The life of a Kern County shepherd in 1899
Mountain Tales: First-hand stories of life in Tehachapi
July 23, 2022
We only hear from the world about two or three times a month because our camp is always off far from the ranch. We start in the Owens Valley and work our way down to Tehachapi, where the Angora goats are sheared. Fred (an old ranch hand) comes to it only to bring eatables and to move the camp to another canyon when the feed is all gone. I went to work the first of September and haven't done anything yet except run around over the mountains and have a good time in general, though it is rather lonesome at times.
When I came up on the stage I saw lots and lots of skeletons of horses, colts, cows, calves, sheep and lambs along the road [now known as Highway 395]. The driver said that about two years ago a lot of men started to drive their stock up to the mountains above here and it was so hot and the feed and water were so scarce that they died by the hundreds all along the way.

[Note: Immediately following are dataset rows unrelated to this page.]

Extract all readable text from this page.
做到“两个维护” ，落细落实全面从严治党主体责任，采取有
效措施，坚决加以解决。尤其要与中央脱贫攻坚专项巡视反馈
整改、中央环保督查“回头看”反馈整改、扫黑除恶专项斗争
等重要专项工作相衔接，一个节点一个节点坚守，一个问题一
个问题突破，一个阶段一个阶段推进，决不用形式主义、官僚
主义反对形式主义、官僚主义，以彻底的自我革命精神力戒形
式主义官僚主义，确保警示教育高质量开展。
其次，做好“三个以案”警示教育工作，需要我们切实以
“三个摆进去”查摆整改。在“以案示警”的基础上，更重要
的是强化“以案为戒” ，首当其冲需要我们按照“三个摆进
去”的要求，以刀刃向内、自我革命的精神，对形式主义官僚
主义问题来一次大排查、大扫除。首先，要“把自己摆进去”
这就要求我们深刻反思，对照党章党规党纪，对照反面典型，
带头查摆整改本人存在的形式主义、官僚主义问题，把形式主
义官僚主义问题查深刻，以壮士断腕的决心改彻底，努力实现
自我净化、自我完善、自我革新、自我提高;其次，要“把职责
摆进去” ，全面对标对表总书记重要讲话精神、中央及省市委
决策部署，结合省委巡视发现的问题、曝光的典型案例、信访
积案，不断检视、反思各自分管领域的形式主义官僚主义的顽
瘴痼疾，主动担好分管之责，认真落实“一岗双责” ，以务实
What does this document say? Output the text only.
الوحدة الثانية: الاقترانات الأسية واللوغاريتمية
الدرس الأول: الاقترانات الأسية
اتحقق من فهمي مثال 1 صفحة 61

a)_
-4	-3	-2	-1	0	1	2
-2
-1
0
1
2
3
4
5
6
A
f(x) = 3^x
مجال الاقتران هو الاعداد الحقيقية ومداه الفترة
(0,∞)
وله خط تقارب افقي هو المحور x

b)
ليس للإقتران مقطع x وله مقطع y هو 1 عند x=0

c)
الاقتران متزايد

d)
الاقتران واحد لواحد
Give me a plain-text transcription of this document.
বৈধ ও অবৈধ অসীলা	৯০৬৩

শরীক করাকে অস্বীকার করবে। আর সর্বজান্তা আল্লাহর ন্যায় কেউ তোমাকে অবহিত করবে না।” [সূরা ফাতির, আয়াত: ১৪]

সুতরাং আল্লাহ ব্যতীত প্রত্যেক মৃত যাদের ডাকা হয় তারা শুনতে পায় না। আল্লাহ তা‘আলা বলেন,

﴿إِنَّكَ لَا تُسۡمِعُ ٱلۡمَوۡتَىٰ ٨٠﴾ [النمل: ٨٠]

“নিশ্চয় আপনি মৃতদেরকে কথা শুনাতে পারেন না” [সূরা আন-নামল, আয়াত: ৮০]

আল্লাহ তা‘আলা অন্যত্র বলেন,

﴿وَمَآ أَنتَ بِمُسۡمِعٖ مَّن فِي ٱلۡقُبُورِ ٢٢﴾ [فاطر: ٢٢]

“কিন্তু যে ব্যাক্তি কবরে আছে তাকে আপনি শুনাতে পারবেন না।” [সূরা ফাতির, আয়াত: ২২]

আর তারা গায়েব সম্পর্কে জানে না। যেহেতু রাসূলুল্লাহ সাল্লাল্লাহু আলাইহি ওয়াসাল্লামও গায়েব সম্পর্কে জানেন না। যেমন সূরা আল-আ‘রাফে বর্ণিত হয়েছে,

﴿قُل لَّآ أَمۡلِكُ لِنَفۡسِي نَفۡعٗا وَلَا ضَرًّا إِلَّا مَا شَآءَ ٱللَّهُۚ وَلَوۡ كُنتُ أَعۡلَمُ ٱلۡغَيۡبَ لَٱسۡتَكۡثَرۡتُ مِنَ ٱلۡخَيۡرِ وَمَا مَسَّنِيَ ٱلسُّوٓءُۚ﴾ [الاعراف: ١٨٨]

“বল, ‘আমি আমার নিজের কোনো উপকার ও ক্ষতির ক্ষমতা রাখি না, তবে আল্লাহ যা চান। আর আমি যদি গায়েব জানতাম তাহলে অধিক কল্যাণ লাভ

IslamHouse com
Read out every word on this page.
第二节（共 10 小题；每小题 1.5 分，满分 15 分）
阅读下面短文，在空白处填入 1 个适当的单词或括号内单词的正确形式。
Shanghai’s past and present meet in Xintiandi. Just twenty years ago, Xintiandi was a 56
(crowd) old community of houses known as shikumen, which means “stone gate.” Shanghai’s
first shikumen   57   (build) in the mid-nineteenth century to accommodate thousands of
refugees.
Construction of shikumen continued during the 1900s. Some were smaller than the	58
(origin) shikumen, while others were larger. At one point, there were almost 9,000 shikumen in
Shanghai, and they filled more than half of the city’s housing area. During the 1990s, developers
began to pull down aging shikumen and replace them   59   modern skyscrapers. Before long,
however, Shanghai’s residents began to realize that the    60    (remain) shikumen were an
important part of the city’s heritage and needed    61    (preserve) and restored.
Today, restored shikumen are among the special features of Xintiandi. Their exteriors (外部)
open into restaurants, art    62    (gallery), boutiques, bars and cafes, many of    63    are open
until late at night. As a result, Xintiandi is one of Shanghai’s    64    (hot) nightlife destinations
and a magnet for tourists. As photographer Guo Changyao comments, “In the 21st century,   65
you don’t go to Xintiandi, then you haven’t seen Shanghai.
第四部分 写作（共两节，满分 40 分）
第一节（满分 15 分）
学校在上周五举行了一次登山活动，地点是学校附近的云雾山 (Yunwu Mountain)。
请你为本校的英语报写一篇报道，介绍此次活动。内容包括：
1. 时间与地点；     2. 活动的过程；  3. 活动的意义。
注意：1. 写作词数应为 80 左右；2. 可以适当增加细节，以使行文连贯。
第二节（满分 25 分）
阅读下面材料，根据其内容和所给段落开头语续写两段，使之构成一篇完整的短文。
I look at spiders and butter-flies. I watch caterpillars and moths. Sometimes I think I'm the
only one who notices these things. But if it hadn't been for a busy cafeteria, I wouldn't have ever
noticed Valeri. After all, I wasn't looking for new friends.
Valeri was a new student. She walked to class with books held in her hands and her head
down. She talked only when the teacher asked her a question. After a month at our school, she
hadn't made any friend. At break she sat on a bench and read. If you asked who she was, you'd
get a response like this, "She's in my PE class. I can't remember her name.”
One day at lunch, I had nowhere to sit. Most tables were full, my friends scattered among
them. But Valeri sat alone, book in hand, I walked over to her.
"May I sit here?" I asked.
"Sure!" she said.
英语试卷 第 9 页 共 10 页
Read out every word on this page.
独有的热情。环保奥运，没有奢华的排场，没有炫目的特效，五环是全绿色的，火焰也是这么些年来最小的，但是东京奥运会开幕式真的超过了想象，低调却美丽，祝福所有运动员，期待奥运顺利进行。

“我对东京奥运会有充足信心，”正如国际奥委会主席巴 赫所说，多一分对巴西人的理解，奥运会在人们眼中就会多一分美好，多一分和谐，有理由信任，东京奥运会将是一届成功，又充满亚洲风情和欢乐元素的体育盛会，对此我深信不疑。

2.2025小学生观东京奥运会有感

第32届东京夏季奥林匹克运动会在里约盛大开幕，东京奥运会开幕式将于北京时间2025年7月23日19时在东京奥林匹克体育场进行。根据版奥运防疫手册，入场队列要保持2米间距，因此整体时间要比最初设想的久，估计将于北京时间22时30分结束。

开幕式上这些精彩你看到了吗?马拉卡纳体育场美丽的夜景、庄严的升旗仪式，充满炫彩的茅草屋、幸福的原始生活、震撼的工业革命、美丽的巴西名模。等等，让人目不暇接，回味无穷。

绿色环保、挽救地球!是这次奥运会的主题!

We don't eat but two meals a day up here and the less we have to carry the better it is for us, so we don't carry either lunch or canteen. Sometimes we go all day long without a drop of water and we are pretty nearly empty at night when we get to camp, I can tell you. We get up in the morning a little after sun up, and as we haven't any lantern, we go to bed as soon as the stars begin to shine. Each fellow takes his blankets and his dog and lies down on one side of the band of goats at night so the dogs will keep the coyotes and wild cats away. There are lots of coyotes and wild cats and thousands and tens of thousands of little striped chipmunks [Mojave Ground Squirrels] running over the rocks with their tails curved up over their backs.
I put a patch on the knee of my overalls the other day and it is really quite a creditable job. A fellow is obliged to be an all around man up here, cook, tailor, goat-herder and butcher as we kill our own meat. You ought to have seen the loaf of bread I made the other day, it was a dandy I tell you. I think it weighed about 40 pounds. We managed to wash it down by putting lots of gravy on it and sending coffee down after each bite, but it would have been tempting providence to have gone swimming after that meal. The failure wasn't so much my fault as that of the sourdough spoiling by putting it too close to the fire so that it cooked a little before we used it.
Here is out average bill of fare: Breakfast – fried meat, fried beans, gravy, bread and coffee. Supper – boiled meat, boiled cabbage, rice or macaroni, occasionally stewed raisins, bread, gravy and tea. One of us comes into camp about an hour before time to bring the goats in, and has supper ready by the time the others get in.
– Phil Hand, Letter to Home, 1899
Phil Hand was columnist Jon Hammond's grandfather, and he worked as a shepherd, herding several thousand goats in the mountains and deserts of Kern County in the late 1800s.